Be your own teacher. Go to the teacher if you must. At home, you are only playing ‘school, school’.
“What about board exams?”
This is a weird one, considering that the children are just three or four years old when parents come to us. We are talking a decade (!!!) to public exam. Yet we are so married to school that we covet the certificates while unanimously agreeing that these certificates don’t mean much in the long run.
A lot is changing in the education scenario the world over. Already the IGCSE and IB curriculums and exams are widely taken all over the globe. They have an option of accommodating homeschooling students.
There are schools that accept homeschooled children as private candidates. Others offer a hand-holding approach and take 50 percent fees, maintaining the homeschooled child on their roll call, sharing timetables, resources and assessments.
The NIOS board also allows any child to give 10th and 12th board exams with a wide variety of subject options. They send all materials home. Recently, Maharashtra Board announced its own Open Schooling offering grade five, eight, 10 and 12 exams. There are many such options available.

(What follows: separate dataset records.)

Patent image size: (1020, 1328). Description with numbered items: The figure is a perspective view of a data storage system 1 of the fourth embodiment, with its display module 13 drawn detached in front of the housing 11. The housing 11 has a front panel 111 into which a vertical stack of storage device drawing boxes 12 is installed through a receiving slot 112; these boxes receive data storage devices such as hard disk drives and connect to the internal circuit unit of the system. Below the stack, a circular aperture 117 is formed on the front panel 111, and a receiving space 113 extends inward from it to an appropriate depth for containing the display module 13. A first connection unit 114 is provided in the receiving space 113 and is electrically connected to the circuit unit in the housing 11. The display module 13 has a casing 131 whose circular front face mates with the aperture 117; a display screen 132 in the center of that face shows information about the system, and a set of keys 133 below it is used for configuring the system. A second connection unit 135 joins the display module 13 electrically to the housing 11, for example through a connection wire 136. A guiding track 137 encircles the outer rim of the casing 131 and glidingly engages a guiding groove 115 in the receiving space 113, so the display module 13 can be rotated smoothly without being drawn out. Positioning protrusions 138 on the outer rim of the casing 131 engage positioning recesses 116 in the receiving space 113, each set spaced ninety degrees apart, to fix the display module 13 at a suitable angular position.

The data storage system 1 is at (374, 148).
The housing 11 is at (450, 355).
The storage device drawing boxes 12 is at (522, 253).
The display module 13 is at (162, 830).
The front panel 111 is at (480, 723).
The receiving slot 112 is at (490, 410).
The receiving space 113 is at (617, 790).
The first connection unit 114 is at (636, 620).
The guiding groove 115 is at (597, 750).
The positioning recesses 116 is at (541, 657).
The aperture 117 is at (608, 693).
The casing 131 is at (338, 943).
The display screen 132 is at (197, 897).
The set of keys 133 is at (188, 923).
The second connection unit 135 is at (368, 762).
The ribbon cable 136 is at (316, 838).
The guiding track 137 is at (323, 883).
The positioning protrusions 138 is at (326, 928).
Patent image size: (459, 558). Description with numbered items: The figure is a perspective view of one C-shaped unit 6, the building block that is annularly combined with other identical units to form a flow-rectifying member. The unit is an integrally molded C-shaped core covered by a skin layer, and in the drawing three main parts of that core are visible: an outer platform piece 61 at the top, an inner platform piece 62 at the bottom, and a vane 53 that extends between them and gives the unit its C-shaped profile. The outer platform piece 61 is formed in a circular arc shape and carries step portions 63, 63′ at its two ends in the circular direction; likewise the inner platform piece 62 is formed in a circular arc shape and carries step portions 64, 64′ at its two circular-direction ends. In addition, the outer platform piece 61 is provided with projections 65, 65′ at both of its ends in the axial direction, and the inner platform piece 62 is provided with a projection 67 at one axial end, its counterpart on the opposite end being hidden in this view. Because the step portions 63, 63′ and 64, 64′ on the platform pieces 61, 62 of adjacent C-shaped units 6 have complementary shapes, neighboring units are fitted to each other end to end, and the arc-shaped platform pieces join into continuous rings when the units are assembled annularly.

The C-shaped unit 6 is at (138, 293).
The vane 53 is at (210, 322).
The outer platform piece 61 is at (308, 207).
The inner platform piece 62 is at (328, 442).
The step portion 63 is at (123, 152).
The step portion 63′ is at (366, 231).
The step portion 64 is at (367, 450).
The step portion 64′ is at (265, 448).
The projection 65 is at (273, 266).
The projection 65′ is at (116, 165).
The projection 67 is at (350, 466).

“What about employability?”
Is it honestly possible to answer this question in this fast-paced world? We have employment issues not due to illiteracy or lack of education but due to entitled attitudes and preferences of a person.
As a parent, do you really need to micro manage your child’s life? It comes up with an assumption: “I will hand an enriched, well-planned life to my child on a platter.” Can you really?
Rest assured: Kids will earn. You and I did, not because of, rather, despite our degrees.
“How will my child be able to give medical / engineering tests if they homeschool?”
First things first: does your child want to pursue this or are they parental plans?
Homeschooling encourages lack of structure and a relaxed approach to learning. The learning of medicine or engineering requires rigorous work, adhering to schedules and rules laid out externally. They are both diametrically contrarian formats.
If you or they wish to go in the drill, keep them in the race. Adapting to restrictions after tasting freedom will be difficult.
“Can working parents manage homeschooling?”
Ironically, this question is never asked when managing children with their schooling and allied activities – from dragging them out of bed every morning, to packing tiffins, school pickups and drops, homework, parents’ WhatsApp groups, sports days and other school events, after-school tuitions, field trips, birthdays. As a working parent, you manage all that.
As a homeschooling family, too, we face tasks. We are the “in-sources” of education for them. We don’t have deadlines but we have children constantly expecting us to fill in their waking hours. We have to expose them to the right opportunities and experiences, and let them choose what they want so that they whine less.
Schooling and homeschooling both require every parent’s complete investment. School may absolve the dad’s role at times as mostly moms can manage, even if they do get exhausted. When homeschooling, the absence of either parent will be palpable and potent.
However there are single parents raising children in both arenas with success. It is the parents’ vision for their life that counts.